Riesce quasi a vederlo, il dolore nei suoi occhi. Quella patina di sofferenza che gli annebbia la vista, la tristezza che offusca completamente il blu brillante che ad Harry piace tanto.

Louis non fa una piega, però. Annuisce lento e stringe le labbra, e sembra più lucido di quanto non sia in realtà. -Perfetto- annuncia quindi, prima di voltarsi ed uscire dalla cucina.

Liam cerca di fermarlo, ma lui continua a camminare senza guardare in faccia nessuno. Scansa con un gesto di stizza il braccio dell'amico e sparisce in mezzo alla folla che riempie il perimetro del salone. Harry guarda il punto in cui la sua schiena è scomparsa per quelle che sembrano ore, ed è la carezza che Niall gli lascia sulle scapole a risvegliarlo da quella specie di trance in cui è caduto.

Niall che in questo momento dovrebbe odiarlo, perché è suo cugino quello che lui ha appena calpestato senza ritegno, e invece lo guarda con espressione preoccupata.

-Merda. Merdamerdamerda- soffia Harry.

Liam e Zayn sembrano affranti, come se volessero risolvere la situazione ma sapessero di non poter fare nulla.

Liam lo osserva per pochi secondi senza nessuna traccia di rimprovero o rabbia, piega le labbra in un sorriso che sa di comprensione, poi poggia una mano sulla spalla del suo ragazzo. -Zayn, forse dovres-

-No- lo interrompe Harry. -Vado io- annuncia poi con un sospiro.

Niall gli afferra il braccio con l'intenzione di fermarlo. -Haz- pronuncia, ma già lo sa che Harry non gli darà ascolto.

-Vado io, Niall- ripete infatti il riccio, più deciso e sicuro di quanto non sia stato appena due secondi fa.

Chiude gli occhi, poi, e prendendo un respiro profondo si rende conto che la prospettiva di non uscire vivo da quell'ammasso di corpi sudati lo spaventa meno di Louis.

 

"Sono l'elefante 
e non ci passo 
mi trascino lento 
il peso addosso
vivo la vergogna 
e mangio da solo e non sai 
che dolore sognare per chi non può mai."

 

 

Harry impiega venti minuti per trovarlo.
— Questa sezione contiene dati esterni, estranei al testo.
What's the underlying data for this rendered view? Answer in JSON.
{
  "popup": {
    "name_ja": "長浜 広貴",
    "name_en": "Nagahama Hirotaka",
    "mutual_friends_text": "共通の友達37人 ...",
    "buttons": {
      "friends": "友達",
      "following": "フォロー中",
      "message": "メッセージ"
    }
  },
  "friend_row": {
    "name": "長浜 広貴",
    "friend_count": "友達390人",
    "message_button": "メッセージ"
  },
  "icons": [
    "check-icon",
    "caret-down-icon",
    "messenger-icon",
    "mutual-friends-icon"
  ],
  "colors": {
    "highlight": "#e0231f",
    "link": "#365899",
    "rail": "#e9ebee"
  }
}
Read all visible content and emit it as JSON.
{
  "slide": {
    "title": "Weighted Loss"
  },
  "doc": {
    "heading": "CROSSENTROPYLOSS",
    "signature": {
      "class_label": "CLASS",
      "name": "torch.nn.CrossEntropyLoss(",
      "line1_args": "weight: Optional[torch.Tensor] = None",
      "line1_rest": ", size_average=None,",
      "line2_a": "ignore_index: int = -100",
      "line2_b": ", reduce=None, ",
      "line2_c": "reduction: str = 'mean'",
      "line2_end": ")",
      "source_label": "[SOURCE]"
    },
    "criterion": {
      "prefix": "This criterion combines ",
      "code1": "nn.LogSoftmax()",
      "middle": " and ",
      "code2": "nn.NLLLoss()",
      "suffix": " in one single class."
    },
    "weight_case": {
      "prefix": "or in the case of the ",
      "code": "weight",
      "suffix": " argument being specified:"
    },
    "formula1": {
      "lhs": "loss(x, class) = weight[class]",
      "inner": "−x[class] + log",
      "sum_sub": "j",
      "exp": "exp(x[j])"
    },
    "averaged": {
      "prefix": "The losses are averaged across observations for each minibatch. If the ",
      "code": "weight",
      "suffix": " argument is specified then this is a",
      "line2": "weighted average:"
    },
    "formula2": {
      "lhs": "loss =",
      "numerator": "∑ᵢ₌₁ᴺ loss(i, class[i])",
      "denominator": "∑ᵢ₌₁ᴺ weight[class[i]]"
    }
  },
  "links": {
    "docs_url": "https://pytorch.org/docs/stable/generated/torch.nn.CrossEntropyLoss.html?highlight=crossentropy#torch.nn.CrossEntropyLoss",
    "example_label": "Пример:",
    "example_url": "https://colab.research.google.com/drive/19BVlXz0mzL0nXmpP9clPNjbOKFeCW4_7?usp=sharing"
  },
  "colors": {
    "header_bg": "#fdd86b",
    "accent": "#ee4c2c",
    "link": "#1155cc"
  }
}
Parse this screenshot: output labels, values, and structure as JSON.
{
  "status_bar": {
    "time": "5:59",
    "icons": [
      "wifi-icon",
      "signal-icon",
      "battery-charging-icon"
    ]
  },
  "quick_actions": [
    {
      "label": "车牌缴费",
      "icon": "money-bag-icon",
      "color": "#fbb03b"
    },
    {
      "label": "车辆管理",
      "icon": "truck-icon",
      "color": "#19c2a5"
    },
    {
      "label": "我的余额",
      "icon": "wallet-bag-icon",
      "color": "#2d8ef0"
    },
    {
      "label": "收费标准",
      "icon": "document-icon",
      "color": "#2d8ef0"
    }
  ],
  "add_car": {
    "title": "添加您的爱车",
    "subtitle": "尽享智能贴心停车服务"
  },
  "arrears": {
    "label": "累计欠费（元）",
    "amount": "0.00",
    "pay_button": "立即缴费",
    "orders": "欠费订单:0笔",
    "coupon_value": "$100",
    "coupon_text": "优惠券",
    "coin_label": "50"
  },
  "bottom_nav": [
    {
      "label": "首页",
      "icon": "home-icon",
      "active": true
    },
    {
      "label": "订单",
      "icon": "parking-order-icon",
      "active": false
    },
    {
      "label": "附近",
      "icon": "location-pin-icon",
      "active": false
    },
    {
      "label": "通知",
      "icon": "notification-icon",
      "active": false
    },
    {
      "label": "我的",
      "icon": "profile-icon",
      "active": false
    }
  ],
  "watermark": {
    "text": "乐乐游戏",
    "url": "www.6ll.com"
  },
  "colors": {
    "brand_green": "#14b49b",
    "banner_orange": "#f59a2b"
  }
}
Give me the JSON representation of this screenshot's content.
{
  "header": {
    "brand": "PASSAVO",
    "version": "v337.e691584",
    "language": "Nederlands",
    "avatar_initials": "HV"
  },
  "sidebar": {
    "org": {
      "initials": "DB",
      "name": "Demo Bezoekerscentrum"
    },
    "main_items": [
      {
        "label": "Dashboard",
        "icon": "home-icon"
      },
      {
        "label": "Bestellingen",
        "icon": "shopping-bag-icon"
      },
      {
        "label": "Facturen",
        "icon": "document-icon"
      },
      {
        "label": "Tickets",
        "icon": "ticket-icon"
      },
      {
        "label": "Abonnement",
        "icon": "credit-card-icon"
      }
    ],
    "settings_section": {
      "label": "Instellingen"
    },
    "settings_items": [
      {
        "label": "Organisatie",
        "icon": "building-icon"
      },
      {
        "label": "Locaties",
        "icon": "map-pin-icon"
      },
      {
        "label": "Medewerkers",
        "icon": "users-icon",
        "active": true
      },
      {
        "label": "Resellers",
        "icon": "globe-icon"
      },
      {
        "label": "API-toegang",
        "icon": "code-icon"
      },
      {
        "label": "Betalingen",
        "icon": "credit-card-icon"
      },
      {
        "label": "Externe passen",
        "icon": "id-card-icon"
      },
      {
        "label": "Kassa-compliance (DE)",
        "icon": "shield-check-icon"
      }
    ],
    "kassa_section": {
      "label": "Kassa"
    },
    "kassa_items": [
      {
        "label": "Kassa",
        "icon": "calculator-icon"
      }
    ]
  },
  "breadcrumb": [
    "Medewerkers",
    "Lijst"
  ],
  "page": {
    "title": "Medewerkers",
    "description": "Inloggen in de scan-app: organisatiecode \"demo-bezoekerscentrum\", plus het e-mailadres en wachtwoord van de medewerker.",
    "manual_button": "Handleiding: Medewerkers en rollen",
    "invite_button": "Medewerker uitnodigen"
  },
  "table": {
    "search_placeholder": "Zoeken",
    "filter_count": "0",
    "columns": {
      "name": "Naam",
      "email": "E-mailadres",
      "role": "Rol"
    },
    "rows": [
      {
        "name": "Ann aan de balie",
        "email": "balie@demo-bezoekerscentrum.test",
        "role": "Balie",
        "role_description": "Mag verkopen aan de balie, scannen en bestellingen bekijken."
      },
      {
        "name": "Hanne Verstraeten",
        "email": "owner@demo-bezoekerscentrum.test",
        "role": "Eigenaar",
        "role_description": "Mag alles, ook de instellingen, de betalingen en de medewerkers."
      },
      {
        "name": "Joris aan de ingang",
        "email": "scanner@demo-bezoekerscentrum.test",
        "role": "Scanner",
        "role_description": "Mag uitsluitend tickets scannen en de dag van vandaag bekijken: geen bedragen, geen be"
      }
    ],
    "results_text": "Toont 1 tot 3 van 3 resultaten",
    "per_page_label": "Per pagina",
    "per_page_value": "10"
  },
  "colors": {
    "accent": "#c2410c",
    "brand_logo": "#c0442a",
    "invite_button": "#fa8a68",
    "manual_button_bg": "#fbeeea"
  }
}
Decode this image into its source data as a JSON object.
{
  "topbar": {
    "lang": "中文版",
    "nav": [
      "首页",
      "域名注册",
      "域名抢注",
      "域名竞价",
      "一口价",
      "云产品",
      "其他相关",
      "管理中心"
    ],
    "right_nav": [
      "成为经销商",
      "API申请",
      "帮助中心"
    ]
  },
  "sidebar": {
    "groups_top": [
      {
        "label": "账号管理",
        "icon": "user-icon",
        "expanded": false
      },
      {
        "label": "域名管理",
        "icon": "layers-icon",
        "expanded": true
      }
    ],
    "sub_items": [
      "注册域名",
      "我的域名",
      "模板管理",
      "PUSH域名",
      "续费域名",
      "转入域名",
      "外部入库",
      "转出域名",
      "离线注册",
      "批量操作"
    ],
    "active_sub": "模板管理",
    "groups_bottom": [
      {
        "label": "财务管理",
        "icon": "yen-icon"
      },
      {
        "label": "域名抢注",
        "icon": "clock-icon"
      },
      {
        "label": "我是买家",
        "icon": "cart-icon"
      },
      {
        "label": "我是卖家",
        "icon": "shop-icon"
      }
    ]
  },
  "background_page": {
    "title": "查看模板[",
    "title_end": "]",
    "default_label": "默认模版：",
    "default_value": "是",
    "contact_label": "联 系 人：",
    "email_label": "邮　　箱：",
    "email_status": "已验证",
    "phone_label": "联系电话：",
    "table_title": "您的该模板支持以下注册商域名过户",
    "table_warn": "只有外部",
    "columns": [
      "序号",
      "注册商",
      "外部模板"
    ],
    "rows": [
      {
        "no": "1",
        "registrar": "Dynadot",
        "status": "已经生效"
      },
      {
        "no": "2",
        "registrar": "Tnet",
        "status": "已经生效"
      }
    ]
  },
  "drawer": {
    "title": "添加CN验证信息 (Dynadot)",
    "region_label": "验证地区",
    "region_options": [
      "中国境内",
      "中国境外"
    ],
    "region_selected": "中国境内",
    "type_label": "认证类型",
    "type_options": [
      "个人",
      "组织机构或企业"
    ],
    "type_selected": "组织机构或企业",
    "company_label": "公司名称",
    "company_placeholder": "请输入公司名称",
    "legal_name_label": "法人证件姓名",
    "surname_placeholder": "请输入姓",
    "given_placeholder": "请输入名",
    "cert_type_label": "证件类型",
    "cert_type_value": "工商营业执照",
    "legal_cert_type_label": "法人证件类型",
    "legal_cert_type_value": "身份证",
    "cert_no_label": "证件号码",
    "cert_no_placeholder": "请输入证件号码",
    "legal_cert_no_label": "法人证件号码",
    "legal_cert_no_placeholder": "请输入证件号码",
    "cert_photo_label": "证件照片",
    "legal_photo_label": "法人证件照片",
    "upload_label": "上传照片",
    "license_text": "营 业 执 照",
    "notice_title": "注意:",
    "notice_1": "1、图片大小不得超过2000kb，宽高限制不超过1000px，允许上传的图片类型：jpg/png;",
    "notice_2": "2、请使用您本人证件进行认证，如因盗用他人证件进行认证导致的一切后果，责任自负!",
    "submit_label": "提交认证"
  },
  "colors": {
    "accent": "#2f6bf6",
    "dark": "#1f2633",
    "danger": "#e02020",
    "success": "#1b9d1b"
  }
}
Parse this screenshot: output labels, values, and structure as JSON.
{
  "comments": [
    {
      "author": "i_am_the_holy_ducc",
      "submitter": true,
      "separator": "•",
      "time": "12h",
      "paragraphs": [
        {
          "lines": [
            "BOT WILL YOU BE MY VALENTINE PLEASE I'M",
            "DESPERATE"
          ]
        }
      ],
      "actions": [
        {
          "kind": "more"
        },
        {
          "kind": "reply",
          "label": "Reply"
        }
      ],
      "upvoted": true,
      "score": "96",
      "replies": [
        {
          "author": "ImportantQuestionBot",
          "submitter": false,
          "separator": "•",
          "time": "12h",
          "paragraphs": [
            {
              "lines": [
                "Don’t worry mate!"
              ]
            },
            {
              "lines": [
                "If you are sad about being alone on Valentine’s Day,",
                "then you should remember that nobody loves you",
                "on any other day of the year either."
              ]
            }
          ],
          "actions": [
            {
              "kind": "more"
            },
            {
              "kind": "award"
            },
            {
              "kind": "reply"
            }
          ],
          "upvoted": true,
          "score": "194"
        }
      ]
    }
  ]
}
Innanzi tutto passa in camera da letto a prendere la sua giacca, estremamente attento a non toccare le lenzuola sporche e disordinate. Poi fa una scappatina in bagno, ma tutto ciò che trova sono due ragazze che ci danno dentro contro il lavandino. E' quando apre la porta dello sgabuzzino e sorprende un tizio a fare pipì in un contenitore, evidentemente troppo ubriaco per saperlo distinguere dal water, che si rende conto di star rimandando l'inevitabile. Louis non si sarebbe mai rintanato nella camera da letto in cui poco fa è stata consumata un'orgia, né nel bagno in cui tutti si rifugiano per pomiciare, e neanche in uno sgabuzzino angusto e maleodorante come quello.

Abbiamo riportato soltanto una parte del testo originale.